La sfida è arginare la dimensione emotiva con quella più propriamente professionale: “L'intervento, comunque, deve sempre mantenere una dimensione di altissima professionalità, perché si sta attivando un processo di identificazione e noi dobbiamo sempre mantenere alto l'obiettivo da raggiungere: il recupero delle salme. Ma, allo stesso tempo, è impossibile prescindere da un senso di profonda umanità. Davanti ai nostri occhi giacevano senza vita migliaia di persone avventuratesi in un viaggio incredibile, dopo aver lasciato la propria casa, le proprie radici, tutto il loro passato”.

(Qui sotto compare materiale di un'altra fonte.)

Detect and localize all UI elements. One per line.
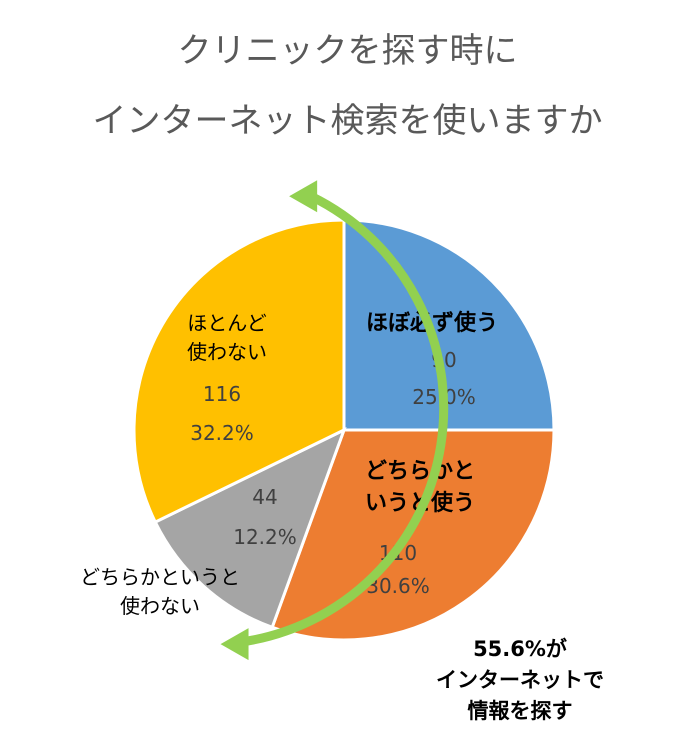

Dalla voce spezzata di José non è difficile intuire quanto sia stato alto il carico emotivo di questa operazione. Come coordinatore della Fp vigili del fuoco siciliana, ha lavorato molto e ha negoziato ogni minimo aspetto dell’iniziativa di recupero, affinché al personale impegnato nell’Operazione Augusta 2016 fosse garantita, oltre alla sicurezza fisica e tecnica, anche e soprattutto un costante supporto psicologico, prima, durante e dopo l’intervento, da parte di altri vigili del fuoco specializzati proprio in questo specifico ambito: “Si chiama supporto dei pari”, puntualizza José.
“È stata un’esperienza unica, che non dimenticherò mai più – prosegue –. Me la porterò dentro e rimarrà impressa nella mia memoria, nel profondo. Vedere tutti quei bambini, tutte quelle donne con ancora il fazzoletto in testa. Tutti quegli uomini stipati nella sala macchine. Una barca di 22 metri con 900 persone a bordo. Hai idea di cosa significhi? Hai idea di come si siano potuti sentire quando hanno capito che stavano affondando? Una situazione del genere tira fuori veramente quell’istinto di sopravvivenza che noi, nella nostra comoda quotidianità, non sappiamo neanche più cosa sia. Si sono ritrovati letteralmente come dei topi in gabbia”.
È certo. José non dimenticherà più quello che ha visto in quel relitto. “Tutti – conclude – una volta nella vita dovrebbero dare anche solo un’occhiatina, non a quello che facciamo noi vigili del fuoco, ma a quello che succede a queste persone”. Un sospiro si intromette tra i tanti pensieri e le tante sensazioni che vorrebbe comunicare. “Il mondo sarebbe diverso, molto diverso. Ognuno di noi ha un cuore che batte, e loro sono persone come me e te. Hanno solo avuto la sfortuna di nascere in un posto da cui sono stati costretti a fuggire”.